# Manual Configuration

This guide will show you how to configure a custom structure for your dataset repository. The [companion collection of example datasets](https://huggingface.co/collections/datasets-examples/manual-configuration-655e293cea26da0acab95b87) showcases each section of the documentation.

A dataset with a supported structure and [file formats](./datasets-adding#file-formats) automatically has a Dataset Viewer on its dataset page on the Hub. You can use YAML to define the splits, subsets and builder parameters that are used by the Viewer.

It is also possible to define multiple subsets (also called "configurations") for the same dataset (e.g. if the dataset has various independent files).

## Splits

If you have multiple files and want to define which file goes into which split, you can use YAML at the top of your README.md.

For example, given a repository like this one:

```
my_dataset_repository/
├── README.md
├── data.csv
└── holdout.csv
```

You can define a subset for your splits by adding the `configs` field in the YAML block at the top of your README.md:

```yaml
---
configs:
- config_name: default
  data_files:
  - split: train
    path: "data.csv"
  - split: test
    path: "holdout.csv"
---
```

You can select multiple files per split using a list of paths:

```
my_dataset_repository/
├── README.md
├── data/
│   ├── abc.csv
│   └── def.csv
└── holdout/
    └── ghi.csv
```

```yaml
---
configs:
- config_name: default
  data_files:
  - split: train
    path:
    - "data/abc.csv"
    - "data/def.csv"
  - split: test
    path: "holdout/ghi.csv"
---
```

Or you can use glob patterns to automatically list all the files you need:

```yaml
---
configs:
- config_name: default
  data_files:
  - split: train
    path: "data/*.csv"
  - split: test
    path: "holdout/*.csv"
---
```

> [!WARNING]
> Note that `config_name` field is required even if you have a single subset.

## Multiple Subsets

Your dataset might have several subsets of data that you want to be able to use separately.
For example each subset has its own dropdown in the Dataset Viewer the Hugging Face Hub.
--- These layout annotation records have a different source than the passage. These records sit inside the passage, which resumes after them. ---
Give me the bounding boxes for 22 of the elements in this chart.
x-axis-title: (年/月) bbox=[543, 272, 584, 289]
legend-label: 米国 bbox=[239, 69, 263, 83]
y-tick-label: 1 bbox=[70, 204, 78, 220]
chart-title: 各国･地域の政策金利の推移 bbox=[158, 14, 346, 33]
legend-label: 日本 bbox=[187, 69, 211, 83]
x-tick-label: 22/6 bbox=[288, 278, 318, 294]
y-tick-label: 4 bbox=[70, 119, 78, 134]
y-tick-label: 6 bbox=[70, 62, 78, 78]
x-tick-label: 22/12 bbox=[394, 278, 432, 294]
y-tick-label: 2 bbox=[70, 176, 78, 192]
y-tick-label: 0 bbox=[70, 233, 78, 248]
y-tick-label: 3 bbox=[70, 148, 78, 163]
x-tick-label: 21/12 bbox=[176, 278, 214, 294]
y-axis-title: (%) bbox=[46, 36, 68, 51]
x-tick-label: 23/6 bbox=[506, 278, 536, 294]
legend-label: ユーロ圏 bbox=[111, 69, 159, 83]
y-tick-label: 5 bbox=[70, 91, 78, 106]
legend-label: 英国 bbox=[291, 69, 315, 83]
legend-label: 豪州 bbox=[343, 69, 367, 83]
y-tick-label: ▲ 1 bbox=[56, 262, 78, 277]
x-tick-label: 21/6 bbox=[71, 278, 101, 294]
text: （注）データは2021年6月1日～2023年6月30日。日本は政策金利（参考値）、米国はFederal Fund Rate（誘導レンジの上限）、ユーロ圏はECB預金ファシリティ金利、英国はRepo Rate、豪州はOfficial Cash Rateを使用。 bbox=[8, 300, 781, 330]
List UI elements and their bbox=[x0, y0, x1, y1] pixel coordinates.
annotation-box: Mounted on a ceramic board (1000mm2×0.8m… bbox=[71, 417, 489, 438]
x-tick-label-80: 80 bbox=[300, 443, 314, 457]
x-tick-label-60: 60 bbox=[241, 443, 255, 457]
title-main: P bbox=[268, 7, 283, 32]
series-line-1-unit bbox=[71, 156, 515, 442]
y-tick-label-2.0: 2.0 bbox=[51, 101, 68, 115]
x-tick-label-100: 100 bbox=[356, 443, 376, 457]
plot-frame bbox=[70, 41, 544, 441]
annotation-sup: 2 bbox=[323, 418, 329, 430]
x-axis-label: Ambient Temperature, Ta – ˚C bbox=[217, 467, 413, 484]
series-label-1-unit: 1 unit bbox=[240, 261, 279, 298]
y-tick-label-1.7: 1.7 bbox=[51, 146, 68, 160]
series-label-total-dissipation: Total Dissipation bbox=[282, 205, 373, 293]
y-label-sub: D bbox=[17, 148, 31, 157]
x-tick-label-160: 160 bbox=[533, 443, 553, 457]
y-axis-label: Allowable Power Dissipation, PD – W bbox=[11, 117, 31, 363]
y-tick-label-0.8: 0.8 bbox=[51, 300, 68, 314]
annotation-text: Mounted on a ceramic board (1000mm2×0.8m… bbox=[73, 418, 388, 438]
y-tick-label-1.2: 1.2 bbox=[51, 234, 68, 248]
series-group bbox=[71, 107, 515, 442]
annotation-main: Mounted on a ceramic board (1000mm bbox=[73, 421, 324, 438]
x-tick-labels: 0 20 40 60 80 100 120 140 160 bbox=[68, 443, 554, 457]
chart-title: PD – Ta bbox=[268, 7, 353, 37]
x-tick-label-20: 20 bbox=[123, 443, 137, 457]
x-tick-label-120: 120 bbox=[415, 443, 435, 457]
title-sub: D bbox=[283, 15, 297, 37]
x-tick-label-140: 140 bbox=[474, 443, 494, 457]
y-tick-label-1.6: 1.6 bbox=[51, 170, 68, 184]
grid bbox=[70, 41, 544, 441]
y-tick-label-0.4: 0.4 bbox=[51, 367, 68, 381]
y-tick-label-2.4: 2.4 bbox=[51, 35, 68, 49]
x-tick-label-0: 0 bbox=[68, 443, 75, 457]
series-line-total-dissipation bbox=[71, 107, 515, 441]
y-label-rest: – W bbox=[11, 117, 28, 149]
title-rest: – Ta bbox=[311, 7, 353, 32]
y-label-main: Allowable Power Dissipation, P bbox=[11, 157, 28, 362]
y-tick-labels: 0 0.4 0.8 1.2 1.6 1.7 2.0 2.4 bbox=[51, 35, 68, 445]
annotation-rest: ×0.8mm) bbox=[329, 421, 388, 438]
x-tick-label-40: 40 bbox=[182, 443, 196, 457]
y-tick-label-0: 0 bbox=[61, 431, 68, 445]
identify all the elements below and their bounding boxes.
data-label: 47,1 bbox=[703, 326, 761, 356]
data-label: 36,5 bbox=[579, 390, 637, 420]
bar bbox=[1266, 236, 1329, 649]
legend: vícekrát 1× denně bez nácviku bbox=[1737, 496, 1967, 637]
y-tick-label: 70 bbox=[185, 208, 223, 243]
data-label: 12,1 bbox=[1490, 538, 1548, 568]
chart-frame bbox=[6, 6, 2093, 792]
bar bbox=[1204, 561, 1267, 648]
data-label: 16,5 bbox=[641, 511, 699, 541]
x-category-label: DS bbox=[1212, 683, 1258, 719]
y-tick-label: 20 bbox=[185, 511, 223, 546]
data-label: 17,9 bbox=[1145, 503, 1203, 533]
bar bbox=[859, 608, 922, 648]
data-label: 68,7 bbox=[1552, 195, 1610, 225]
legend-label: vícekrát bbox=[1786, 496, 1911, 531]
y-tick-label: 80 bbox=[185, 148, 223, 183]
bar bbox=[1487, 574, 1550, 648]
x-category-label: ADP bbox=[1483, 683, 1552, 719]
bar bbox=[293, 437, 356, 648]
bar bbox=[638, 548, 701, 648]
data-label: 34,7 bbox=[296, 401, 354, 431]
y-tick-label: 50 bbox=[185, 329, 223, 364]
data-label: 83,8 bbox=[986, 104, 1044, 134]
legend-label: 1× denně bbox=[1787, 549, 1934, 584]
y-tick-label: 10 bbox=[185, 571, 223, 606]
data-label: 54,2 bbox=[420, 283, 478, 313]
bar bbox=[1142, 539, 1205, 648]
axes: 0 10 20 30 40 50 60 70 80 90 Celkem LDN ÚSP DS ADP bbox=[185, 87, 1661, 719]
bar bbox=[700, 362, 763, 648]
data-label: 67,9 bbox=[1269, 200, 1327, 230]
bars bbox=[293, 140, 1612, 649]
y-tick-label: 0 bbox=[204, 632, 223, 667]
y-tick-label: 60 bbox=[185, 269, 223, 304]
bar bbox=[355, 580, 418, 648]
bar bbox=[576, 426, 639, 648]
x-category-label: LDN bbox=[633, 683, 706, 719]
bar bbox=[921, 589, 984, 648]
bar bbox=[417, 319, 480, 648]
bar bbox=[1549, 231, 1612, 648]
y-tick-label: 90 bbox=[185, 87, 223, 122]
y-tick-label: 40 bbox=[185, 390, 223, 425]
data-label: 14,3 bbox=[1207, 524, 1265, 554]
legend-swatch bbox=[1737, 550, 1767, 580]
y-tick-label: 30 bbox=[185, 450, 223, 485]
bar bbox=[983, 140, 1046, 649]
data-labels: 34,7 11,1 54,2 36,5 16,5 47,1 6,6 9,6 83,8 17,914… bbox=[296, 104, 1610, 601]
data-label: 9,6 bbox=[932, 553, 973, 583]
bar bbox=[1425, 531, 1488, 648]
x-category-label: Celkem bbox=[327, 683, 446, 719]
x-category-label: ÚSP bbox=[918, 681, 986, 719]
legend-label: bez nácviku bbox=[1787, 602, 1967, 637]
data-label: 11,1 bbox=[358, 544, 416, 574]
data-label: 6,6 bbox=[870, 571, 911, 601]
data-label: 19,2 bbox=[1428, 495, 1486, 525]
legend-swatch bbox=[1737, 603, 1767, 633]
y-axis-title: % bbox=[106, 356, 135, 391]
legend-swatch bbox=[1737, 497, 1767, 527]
In that case you can define a list of subsets inside the `configs` field in YAML:

```
my_dataset_repository/
├── README.md
├── main_data.csv
└── additional_data.csv
```

```yaml
---
configs:
- config_name: main_data
  data_files: "main_data.csv"
- config_name: additional_data
  data_files: "additional_data.csv"
---
```

Note that the order of subsets shown in the viewer is the default one first, then alphabetical.

> [!TIP]
> You can set a default subset using `default: true`
>
> ```yaml
> - config_name: main_data
>   data_files: "main_data.csv"
>   default: true
> ```
>
> This is useful to set which subset the Dataset Viewer shows first, and which subset data libraries load by default.

## Data Directory

Instead of listing individual files with `data_files`, you can use `data_dir` to point to a directory. Files inside that directory are resolved automatically based on file extensions. This is especially useful when your data is organized in subdirectories:

For example in a case like this, you can simply use `data_dir` since each subset's data lives in its own directory:

```
my_dataset_repository/
├── README.md
├── main/
│   ├── train.csv
│   └── test.csv
└── extra/
    ├── train.csv
    └── test.csv
```

```yaml
---
configs:
- config_name: main
  data_dir: "main"
- config_name: extra
  data_dir: "extra"
---
```

When `data_dir` is set, the builder resolves files relative to that directory. If the directory contains files matching the default split naming pattern (e.g. `train.csv`, `test.csv`), splits are assigned automatically without needing explicit `data_files`.

You can also combine `data_dir` with `data_files` for more control:

```yaml
---
configs:
- config_name: default
  data_dir: "data"
  data_files:
  - split: train
    path: "training_*.csv"
  - split: test
    path: "eval_*.csv"
---
```

In this case, the `path` patterns in `data_files` are resolved relative to the `data_dir`.

## Builder parameters

Not only `data_files`, but other builder-specific parameters can be passed via YAML, allowing for more flexibility on how to load the data while not requiring any custom code. For example, define which separator to use in which subset to load your `csv` files:

```yaml
---
configs:
- config_name: tab
  data_files: "main_data.csv"
  sep: "\t"
- config_name: comma
  data_files: "additional_data.csv"
  sep: ","
---
```

Refer to the [specific builders' documentation](/docs/datasets/package_reference/builder_classes) to see what parameters they have.